Last year, Yeshiva University, the Orthodox Jewish university in New York City, introduced its “Torah Super Bowl Halftime Show” online, with glitzy, NFL-style graphics. Rabbi Lawrence Hajioff, who has moonlighted as a comedian, kicked off the first of three mini-lessons: “I thought maybe we could learn something by watching these people run around the field.”
The show got more than 3,000 hits.
This Sunday, a new crop of scholars from Yeshiva, which doesn’t have a football team, will relate the finer points of the sport to the Hebrew Bible, and intersperse their teachings with trivia. For example: “Who was the only Jewish football player to win four Super Bowls?” (The answer: Randy Grossman, who played for the Pittsburgh Steelers.)
Rabbi Kenneth Brander, head of the Center for the Jewish Future at Yeshiva University, and one of the featured teachers in this year’s YU video, is going up against 16-time Grammy winner Beyonce at halftime, as the San Francisco 49ers take on the Baltimore Ravens in New Orleans. He will keep the tone light as he compares football heroes to biblical heroes, and quipped that unlike Beyonce at President Obama’s inauguration, he and the other Torah scholars will actually be saying what the audience is hearing.
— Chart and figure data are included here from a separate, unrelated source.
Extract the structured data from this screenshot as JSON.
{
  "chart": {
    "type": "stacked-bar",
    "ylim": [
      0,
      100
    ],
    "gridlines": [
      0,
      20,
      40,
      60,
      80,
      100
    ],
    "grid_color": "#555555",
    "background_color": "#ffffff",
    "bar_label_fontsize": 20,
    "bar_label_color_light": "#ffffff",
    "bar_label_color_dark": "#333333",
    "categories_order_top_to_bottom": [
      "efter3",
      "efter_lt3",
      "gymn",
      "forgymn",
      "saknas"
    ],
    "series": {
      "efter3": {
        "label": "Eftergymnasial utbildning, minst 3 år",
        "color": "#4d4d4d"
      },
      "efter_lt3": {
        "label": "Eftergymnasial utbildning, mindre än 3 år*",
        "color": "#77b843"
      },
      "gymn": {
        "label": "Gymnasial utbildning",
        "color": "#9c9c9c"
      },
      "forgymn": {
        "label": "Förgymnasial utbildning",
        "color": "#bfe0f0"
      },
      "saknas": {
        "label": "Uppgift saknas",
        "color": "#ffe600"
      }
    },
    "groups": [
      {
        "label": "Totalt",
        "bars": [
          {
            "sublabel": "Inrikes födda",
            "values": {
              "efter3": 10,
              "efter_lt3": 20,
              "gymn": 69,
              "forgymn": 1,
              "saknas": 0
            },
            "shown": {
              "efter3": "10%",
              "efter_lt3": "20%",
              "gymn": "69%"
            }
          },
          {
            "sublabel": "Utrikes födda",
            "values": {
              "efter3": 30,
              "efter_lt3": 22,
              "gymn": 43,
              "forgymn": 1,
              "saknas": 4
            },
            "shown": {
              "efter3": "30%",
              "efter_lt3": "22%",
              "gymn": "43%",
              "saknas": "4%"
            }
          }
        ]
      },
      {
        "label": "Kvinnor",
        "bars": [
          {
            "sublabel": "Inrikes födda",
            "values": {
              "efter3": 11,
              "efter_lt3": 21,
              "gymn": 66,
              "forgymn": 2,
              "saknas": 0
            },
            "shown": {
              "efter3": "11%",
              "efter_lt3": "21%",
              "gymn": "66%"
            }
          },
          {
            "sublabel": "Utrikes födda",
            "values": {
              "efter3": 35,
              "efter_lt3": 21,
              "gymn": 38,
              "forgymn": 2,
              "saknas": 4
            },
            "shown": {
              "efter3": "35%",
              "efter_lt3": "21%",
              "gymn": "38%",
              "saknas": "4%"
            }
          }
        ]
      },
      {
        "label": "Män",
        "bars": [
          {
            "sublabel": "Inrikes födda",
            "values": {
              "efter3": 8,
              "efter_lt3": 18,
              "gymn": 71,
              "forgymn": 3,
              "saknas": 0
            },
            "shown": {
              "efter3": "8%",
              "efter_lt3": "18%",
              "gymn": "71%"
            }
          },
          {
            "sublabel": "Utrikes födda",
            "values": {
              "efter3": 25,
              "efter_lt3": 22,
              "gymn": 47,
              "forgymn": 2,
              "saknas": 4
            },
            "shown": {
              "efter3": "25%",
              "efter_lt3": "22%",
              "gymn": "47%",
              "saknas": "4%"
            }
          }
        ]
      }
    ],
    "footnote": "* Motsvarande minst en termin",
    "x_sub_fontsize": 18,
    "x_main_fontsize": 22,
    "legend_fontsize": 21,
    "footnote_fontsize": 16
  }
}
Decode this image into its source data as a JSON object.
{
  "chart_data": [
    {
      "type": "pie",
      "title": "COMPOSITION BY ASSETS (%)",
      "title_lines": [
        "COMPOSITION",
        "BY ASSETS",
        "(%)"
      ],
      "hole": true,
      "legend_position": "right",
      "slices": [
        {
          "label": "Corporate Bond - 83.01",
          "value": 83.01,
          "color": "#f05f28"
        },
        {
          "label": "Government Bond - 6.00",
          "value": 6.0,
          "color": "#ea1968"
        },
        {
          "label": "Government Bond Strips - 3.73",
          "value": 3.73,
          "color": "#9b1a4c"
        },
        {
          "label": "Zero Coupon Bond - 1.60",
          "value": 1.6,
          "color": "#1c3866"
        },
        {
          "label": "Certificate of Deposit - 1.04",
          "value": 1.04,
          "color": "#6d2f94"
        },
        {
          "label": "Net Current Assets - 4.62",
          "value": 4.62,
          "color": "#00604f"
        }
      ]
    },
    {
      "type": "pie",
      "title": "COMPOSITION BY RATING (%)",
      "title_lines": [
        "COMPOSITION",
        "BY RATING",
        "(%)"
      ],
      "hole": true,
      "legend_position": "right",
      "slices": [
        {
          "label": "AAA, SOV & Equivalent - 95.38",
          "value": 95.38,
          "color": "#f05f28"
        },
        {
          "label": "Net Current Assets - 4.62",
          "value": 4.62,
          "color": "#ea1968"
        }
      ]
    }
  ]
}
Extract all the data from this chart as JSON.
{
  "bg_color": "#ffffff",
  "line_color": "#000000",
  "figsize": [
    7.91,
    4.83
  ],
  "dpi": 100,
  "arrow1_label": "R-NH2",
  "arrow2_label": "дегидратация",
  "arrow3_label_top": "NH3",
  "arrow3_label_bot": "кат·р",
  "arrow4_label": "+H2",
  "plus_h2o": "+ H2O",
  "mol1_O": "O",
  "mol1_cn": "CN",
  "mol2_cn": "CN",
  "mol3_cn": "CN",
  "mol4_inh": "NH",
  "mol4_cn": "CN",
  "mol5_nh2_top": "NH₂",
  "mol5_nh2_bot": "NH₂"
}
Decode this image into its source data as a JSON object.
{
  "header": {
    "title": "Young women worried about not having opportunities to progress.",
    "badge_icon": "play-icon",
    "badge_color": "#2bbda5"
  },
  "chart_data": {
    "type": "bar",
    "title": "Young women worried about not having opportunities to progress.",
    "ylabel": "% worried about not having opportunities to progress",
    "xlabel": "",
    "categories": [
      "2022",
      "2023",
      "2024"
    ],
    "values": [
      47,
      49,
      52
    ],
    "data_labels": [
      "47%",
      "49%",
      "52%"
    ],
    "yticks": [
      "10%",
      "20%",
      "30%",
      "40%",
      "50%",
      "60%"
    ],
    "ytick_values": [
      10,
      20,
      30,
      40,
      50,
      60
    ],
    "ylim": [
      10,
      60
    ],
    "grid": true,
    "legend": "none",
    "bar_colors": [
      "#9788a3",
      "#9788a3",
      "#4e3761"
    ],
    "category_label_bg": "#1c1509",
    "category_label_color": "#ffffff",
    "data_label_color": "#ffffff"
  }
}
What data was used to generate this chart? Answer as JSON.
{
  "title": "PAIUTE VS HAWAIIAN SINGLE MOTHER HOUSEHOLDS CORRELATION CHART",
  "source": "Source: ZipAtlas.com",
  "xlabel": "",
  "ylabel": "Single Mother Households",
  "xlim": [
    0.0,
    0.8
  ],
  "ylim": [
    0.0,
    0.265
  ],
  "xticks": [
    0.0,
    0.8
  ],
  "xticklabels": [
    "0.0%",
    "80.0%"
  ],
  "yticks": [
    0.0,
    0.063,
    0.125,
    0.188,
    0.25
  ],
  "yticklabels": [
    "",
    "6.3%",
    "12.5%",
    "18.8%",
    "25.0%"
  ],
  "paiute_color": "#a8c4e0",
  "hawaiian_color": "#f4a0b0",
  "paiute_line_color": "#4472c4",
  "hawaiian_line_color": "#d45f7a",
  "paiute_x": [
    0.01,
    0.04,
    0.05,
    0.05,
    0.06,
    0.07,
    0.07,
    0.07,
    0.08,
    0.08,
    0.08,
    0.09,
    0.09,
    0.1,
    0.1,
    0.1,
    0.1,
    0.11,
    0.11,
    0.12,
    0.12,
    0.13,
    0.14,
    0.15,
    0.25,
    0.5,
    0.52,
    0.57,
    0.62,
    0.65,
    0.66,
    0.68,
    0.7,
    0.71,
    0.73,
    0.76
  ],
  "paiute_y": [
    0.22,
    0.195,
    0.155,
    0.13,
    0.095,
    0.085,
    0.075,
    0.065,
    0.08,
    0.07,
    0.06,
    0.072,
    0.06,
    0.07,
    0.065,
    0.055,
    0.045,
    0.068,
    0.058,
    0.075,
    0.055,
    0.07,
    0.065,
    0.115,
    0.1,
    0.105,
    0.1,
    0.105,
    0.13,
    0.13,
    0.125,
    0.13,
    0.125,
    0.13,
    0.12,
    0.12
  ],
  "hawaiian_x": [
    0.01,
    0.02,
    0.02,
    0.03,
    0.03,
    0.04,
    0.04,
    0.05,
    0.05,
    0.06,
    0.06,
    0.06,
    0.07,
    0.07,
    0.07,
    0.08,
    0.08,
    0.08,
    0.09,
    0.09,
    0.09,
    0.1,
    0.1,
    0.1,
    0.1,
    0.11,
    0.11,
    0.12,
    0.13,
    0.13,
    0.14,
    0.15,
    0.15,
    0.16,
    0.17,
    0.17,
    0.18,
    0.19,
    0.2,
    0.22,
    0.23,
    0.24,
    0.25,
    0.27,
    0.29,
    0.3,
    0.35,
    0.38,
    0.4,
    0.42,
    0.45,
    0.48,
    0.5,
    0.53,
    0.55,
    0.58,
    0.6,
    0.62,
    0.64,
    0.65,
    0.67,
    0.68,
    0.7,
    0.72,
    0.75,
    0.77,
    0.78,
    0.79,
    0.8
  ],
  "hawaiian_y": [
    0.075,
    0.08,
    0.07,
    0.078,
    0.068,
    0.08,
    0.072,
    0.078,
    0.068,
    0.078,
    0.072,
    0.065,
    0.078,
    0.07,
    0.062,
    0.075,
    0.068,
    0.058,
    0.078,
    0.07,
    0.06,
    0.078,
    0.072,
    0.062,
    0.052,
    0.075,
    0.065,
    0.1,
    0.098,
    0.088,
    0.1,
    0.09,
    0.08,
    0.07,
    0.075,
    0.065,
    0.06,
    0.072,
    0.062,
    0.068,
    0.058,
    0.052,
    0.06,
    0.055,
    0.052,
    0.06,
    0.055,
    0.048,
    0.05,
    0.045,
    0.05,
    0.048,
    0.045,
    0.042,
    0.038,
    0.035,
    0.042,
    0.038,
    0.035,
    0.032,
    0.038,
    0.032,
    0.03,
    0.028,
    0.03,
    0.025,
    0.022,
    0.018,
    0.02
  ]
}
“We won’t be lip-syncing,” he said.
Brander described the YU halftime show as less a reaction to the halftime antics of the past than a chance to impart some Torah wisdom to whomever might tune in.
“A lot of people are watching the Super Bowl and the halftime show can be a time of reflection and introspection,” Brander said. “Why not be able to cull from sports ideas that can be transformative for Americans’ lives?”